You know those days when everything is going wrong—and you just want to throw in the towel? As in, toss the printer that keeps jamming, beg off the work assignment that’s not coming together, and trade the running shoes for bath slippers? (Just spitballing, here; this certainly didn’t happen in our house this morning.)
Apparently, our kids are watching how we respond to difficulty more than we think.
Researchers at the Massachusetts Institute of Technology recently performed a study with 260 toddlers and their guardians. They split the child-parent pairs into three groups. The first watched their grown-ups pretend to struggle to remove a key chain from a carabiner—all the while verbalizing their frustration (“gosh this is hard!”)—and then succeed with the task. The second group of children watched their caregivers finish the task easily, and a third, the control group, didn’t watch adults perform a task at all. Afterwards, all the children got a music box with a big button that didn’t function, and a hidden button that did.

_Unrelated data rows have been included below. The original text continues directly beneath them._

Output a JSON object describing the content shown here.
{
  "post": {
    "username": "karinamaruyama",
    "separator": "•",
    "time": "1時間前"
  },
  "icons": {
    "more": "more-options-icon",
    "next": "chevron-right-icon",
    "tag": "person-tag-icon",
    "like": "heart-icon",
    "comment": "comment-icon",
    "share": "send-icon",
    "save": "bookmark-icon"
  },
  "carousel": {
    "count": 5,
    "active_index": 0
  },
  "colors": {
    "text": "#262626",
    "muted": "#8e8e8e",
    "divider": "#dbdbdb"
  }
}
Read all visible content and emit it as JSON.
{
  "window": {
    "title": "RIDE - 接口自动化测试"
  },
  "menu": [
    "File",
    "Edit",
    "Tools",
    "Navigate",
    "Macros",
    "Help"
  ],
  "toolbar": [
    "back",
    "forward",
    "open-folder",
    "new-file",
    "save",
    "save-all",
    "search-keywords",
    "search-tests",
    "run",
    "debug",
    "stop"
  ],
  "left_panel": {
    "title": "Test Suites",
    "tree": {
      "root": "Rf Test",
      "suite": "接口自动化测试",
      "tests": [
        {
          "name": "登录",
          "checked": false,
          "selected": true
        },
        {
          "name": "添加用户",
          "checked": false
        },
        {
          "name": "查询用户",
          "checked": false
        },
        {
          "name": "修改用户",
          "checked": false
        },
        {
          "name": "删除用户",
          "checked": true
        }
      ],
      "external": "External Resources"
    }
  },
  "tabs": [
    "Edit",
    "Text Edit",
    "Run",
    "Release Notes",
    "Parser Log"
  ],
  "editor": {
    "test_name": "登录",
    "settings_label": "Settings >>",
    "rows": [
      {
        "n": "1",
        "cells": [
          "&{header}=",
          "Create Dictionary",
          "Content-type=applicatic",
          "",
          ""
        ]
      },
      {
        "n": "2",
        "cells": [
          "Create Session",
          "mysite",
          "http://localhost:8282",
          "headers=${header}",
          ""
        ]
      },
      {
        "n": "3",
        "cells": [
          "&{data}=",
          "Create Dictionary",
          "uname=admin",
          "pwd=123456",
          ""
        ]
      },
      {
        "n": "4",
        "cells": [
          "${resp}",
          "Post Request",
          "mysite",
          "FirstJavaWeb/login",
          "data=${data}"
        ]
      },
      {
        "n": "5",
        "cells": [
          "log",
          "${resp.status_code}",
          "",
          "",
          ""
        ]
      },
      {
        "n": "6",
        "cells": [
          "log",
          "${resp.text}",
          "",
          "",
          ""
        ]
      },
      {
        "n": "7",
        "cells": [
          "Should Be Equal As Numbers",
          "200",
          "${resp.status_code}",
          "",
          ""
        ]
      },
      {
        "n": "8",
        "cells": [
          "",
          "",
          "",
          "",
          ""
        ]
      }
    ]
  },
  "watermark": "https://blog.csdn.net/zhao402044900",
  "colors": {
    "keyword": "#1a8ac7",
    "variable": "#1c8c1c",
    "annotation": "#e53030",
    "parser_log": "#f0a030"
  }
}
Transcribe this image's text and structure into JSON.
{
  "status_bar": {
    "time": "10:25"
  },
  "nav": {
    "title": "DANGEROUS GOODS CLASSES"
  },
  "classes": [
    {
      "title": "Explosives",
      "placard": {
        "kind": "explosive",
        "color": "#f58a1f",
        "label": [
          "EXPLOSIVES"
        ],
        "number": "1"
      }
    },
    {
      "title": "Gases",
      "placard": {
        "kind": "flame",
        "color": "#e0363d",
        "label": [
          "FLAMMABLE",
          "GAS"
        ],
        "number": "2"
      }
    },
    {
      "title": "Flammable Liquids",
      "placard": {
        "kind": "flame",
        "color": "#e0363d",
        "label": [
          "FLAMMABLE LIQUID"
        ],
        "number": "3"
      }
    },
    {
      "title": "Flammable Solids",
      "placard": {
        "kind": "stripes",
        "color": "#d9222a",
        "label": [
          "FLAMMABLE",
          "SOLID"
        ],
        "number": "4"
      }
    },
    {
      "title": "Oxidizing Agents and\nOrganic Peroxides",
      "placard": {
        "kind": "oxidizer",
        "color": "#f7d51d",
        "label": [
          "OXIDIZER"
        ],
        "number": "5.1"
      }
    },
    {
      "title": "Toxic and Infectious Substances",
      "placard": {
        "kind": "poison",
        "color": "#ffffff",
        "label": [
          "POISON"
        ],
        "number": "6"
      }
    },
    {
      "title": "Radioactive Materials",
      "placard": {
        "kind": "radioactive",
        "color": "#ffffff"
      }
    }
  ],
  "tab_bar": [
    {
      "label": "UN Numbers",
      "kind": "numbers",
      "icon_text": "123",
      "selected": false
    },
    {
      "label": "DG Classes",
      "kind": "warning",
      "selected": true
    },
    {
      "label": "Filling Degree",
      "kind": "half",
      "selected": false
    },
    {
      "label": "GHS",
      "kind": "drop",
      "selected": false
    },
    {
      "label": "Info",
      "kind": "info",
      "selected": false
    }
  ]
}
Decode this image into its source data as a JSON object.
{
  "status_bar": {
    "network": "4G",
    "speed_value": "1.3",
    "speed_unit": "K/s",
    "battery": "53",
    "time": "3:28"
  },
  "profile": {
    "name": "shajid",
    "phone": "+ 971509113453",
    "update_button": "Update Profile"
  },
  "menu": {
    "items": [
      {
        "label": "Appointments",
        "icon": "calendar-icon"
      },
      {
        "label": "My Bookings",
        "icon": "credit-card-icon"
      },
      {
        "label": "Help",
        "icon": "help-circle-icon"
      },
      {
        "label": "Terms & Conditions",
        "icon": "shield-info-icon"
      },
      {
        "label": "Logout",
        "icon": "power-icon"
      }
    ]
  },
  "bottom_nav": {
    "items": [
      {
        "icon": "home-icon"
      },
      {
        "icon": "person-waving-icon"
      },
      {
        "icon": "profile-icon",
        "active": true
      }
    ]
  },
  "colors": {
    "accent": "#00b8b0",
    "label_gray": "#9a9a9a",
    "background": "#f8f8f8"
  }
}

The MIT scientists were surprised by their findings: The children who watched their parents overcome difficulty moments before tried harder, and longer, to make the inert button work than the other toddlers. There was no difference in the amount of persistence the kids showed in the group who saw the caregivers succeed easily and those who didn’t watch the adults work on a task at all. Researchers’ takeaway: Parents shouldn’t be afraid of letting their kids see them struggle through a task, and in fact should embrace opportunities to try to overcome something tricky in front of them.
I like the idea that our kids might get something out of watching us flail a bit, whether it’s attempting a sport that’s out of our comfort zone or not giving up on the spaghetti jar lid. It’s liberating, really, to think that the Superwoman act might not be all that it’s cracked up to be. At least that’s what I plan to keep in mind as I stare down the busy month ahead.